Я раньше об этом не задумывался и теперь решил не вдаваться. Понял другое – он видит меня насквозь: я все делаю с хитрецой, родился этаким обтекаемым, читай – неблагонадежным.

Я сделал вид, что не слышу.

И в этом он, судя по всему, тоже увидел меня насквозь.

Я был уклончив, он прямолинеен. Я никогда не повышал голоса, он орал громче всех на Гарвардской площади. Я был скован, опаслив, застенчив; он – бесшабашен и безжалостен, чистая пороховая бочка. Он все мысли высказывал вслух. Я свои хранил, точно в сейфе. Он всем смотрел в лицо; я дожидался, пока ко мне повернутся спиной. Он ни во что не верил, пленных не брал, волтузил всех без разбору. Я всех терпел и при этом никого не любил. У него вся любовь была напоказ, моя была погребена в недрах, да и там… Он в Штатах оказался недавно, но уже успел поговорить едва ли не со всеми в Кембридже; я четыре года проучился в Гарварде, но тем летом выпадали целые дни, когда мне не с кем было перекинуться словом. Расстроившись или заскучав, он щетинился, ерзал, потом взрывался; я же был сама сдержанность. Он во всем впадал в крайности, а мне имя было компромисс, а прозвище – сдержанность. Если он что-то начал, его уже было не остановить, я же от малейшего дуновения вставал как вкопанный. Он мог бросить любого не задумавшись, я же спешил мириться, а потом дулся про себя. Он умел проявлять жестокость. Я редко проявлял доброту. Ни у него, ни у меня не было денег, но случались дни, когда я был его намного, намного беднее. Он не видел в бедности ничего зазорного, поскольку в бедности родился. Для меня у стыда были глубокие карманы, глубже, чем даже твое «я», поскольку стыд способен забрать и жизнь, и душу, проникнуть во все поры, вывернуть тебя наизнанку, точно старый носок, обнажить твою подлинную окончательную суть – и вот тебе уже нечем похваляться, все в самом себе тебе противно и, дабы это сносить, ты осуждаешь всех остальных. Он гордился знакомством со мной, а мне было неприятно, если нас видели вместе за пределами узкого круга посетителей кафе. Он был таксистом, я учился в престижном университете. Он был арабом, я евреем. В противном случае мы могли бы в любой миг поменяться ролями.

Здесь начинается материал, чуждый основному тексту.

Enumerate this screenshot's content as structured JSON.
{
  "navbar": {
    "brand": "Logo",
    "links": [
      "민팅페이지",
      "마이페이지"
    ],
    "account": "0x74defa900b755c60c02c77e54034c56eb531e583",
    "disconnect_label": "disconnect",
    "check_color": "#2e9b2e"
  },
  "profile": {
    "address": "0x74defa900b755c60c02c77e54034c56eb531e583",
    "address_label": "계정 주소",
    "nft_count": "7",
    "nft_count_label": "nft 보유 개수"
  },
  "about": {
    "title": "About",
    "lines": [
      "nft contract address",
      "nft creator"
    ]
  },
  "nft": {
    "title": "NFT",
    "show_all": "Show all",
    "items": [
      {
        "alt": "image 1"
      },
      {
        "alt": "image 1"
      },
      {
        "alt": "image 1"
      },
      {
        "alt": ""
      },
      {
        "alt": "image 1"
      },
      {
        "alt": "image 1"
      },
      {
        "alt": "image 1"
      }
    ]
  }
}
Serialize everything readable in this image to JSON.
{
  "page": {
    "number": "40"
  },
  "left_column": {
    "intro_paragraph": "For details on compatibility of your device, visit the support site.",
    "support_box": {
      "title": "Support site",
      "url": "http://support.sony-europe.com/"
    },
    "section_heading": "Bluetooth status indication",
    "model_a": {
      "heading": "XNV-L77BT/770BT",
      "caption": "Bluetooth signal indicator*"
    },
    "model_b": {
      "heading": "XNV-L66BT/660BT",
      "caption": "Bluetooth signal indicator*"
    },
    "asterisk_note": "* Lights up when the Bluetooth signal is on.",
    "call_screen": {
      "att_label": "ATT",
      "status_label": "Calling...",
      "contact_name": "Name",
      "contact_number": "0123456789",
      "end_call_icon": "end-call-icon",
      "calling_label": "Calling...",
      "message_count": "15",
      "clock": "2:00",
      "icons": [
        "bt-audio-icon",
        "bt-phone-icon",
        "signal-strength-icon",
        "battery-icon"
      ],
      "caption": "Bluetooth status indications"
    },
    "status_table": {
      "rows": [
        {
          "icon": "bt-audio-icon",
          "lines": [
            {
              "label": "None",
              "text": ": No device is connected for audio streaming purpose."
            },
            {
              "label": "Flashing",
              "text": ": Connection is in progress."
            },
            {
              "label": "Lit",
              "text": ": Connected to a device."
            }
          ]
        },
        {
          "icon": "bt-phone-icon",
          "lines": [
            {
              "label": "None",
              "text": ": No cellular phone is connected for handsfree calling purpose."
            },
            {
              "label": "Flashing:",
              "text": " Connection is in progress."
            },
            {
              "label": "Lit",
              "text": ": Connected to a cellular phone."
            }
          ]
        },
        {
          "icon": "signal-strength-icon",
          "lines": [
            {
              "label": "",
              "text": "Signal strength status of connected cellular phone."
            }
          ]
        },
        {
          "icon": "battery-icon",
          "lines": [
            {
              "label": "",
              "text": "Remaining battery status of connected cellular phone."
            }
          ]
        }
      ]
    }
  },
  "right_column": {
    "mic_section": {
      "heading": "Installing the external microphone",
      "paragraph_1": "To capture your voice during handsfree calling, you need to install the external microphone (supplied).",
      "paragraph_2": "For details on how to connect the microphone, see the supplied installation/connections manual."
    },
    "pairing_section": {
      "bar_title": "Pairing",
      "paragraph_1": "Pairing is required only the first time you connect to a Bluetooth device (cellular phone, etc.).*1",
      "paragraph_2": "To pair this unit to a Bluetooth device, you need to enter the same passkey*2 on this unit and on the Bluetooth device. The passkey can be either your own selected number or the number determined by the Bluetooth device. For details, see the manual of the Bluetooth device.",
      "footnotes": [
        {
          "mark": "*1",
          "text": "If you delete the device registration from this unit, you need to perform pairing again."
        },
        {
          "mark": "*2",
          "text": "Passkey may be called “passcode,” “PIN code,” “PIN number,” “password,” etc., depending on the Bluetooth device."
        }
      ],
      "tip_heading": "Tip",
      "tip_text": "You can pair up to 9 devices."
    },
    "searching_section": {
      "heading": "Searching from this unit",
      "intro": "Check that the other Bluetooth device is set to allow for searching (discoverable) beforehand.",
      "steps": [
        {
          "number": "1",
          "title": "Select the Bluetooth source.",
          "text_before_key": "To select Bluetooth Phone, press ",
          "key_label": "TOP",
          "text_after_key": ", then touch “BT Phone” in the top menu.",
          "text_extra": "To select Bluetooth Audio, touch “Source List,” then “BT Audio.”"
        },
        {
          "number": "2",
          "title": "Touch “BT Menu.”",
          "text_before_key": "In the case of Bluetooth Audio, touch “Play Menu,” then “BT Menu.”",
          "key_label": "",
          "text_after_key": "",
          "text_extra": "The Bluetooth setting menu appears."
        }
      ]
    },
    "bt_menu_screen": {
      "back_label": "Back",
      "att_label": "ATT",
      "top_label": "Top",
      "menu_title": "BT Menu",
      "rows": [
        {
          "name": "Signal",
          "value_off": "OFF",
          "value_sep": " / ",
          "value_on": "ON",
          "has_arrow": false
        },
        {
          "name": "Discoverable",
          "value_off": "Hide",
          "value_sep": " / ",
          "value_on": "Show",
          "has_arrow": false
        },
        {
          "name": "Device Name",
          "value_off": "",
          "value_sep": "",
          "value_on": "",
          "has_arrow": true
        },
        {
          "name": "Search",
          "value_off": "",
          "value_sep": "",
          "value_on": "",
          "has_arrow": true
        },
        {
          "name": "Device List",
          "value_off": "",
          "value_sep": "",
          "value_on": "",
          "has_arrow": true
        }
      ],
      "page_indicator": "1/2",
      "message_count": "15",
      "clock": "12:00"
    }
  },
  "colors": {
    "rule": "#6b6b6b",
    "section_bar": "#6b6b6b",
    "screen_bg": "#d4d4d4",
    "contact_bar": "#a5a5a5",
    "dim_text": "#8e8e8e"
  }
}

Несмотря на свою гневливость, несмотря на неприкаянную кочевую жизнь, он оставался человеком с этой планеты; я же постоянно сомневался в том, что мне здесь место. Он любил землю, понимал людей. Швыряй его куда хочешь, а он все равно встанет на ноги; я же, даже в состоянии покоя, вечно был не на месте, в глубинах себя. Если и создавалось впечатление, что я к чему-то прилепился, то лишь потому, что я замер на месте. Он вроде не на привязи, а на деле – в постоянном поиске добычи; я – в постоянной неподвижности. Если я и начинал шевелиться, то напоминал неумеху, что стоит, вконец растерявшись, на хлипком плоту посреди порогов; плот движется, вода движется, а я – куда там.